1.22Ivi in parte segreta, a cui nessuno
1.23non ardisce appressar degli altri eterni
1.24(fuor che le meste e querule Preghiere,
1.25che libere pel ciel scorrono, e al nume
1.26portano i voti degli oppressi e il pianto),
1.27l'egìoco Padre in gran pensier s'assise
1.28sovra il balzo d'Olimpo il più sublime.

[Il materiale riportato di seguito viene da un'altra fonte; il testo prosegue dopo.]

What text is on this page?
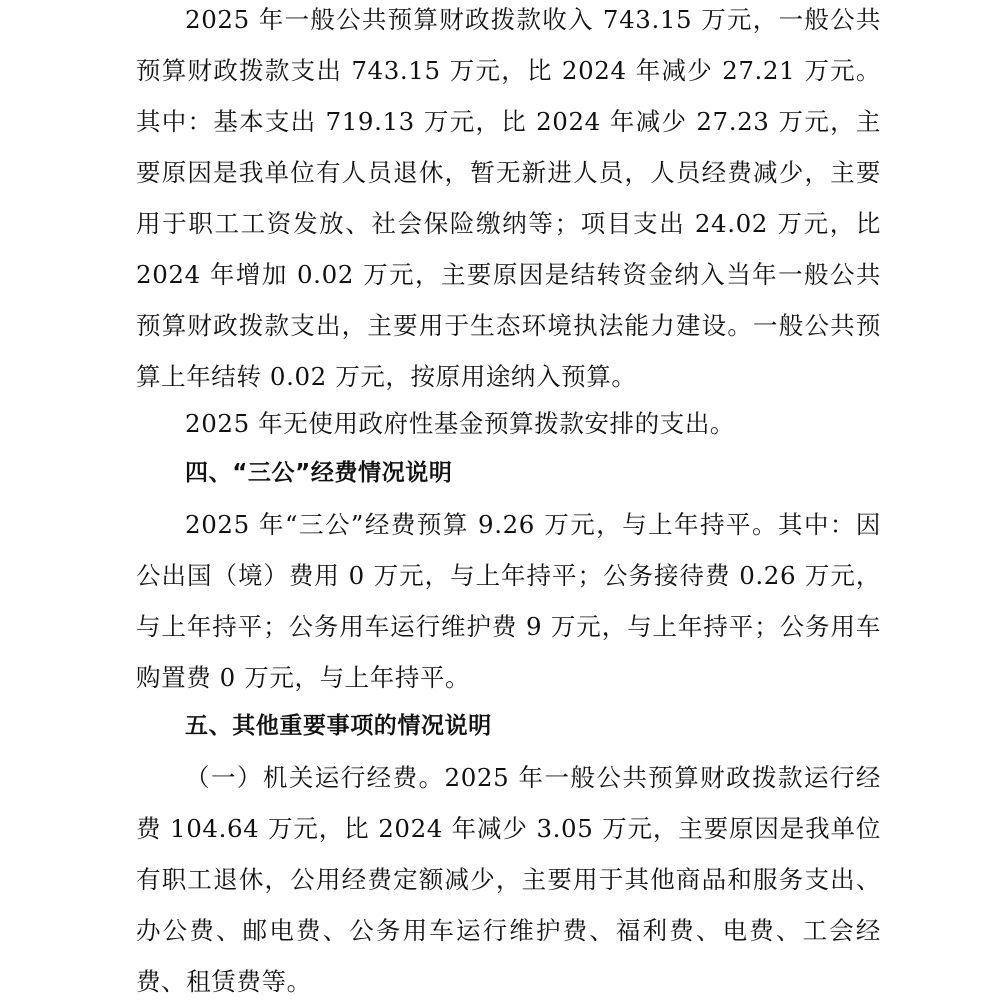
2025 年一般公共预算财政拨款收入 743.15 万元，一般公共预算财政拨款支出 743.15 万元，比 2024 年减少 27.21 万元。其中：基本支出 719.13 万元，比 2024 年减少 27.23 万元，主要原因是我单位有人员退休，暂无新进人员，人员经费减少，主要用于职工工资发放、社会保险缴纳等；项目支出 24.02 万元，比 2024 年增加 0.02 万元，主要原因是结转资金纳入当年一般公共预算财政拨款支出，主要用于生态环境执法能力建设。一般公共预算上年结转 0.02 万元，按原用途纳入预算。

2025 年无使用政府性基金预算拨款安排的支出。

四、“三公”经费情况说明

2025 年“三公”经费预算 9.26 万元，与上年持平。其中：因公出国（境）费用 0 万元，与上年持平；公务接待费 0.26 万元，与上年持平；公务用车运行维护费 9 万元，与上年持平；公务用车购置费 0 万元，与上年持平。

五、其他重要事项的情况说明

（一）机关运行经费。2025 年一般公共预算财政拨款运行经费 104.64 万元，比 2024 年减少 3.05 万元，主要原因是我单位有职工退休，公用经费定额减少，主要用于其他商品和服务支出、办公费、邮电费、公务用车运行维护费、福利费、电费、工会经费、租赁费等。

1.29Contemplava di là giusto e pietoso
1.30de' mortali gli affanni e le fatiche:
1.31mirò d'Ausonia i campi, e la pontina
1.32valle in orrendo pelago conversa;
1.33mirò per tutto (miserabil vista!)
1.34le sue tante cittadi, altre sommerse,
1.35altre per forza di tremuoto svelte
1.36dalle ondeggianti rupi, e la catena,
1.37donde pendon la terra e il mar sospesi,
1.38scuotersi ancora, ed oscillar commossa
1.39dalla tremenda di Vulcan possanza.
1.40Ciò tutto contemplando in suo segreto,
1.41non fu tardo a veder che tanto eccesso,
1.42tanta rovina sarìa poco all'ira
1.43della fiera consorte. In compagnia
1.44del potente de' fuochi egli la vide
1.45verso la sacra selva incamminarsi,
1.46ove Feronia nel maggior suo tempio
1.47di vittime, d'incensi e di ghirlande
1.48dalle genti latine avea tributo.
2.1Di Giuno ei quindi antivedendo il nuovo
2.2scellerato disegno, a sé chiamato
2.3di Maia il figlio, esecutor veloce
2.4de' suoi cenni, gli fe' queste parole:
2.5- Nuove furie gelose, o mio fedele,
2.6hanno turbato alla mia sposa il petto;
2.7e quai del suo rancor già sono usciti
2.8senza misura lagrimosi effetti,
2.9non t'è nascoso. Un simulacro avanza
2.10dell'esule Feronia, un tempio solo
2.11di tanti che già n'ebbe; e questo ancora
2.12vuole al suolo adeguar la furibonda.
2.13Or che consiglio è il suo? Stolta, che tenta?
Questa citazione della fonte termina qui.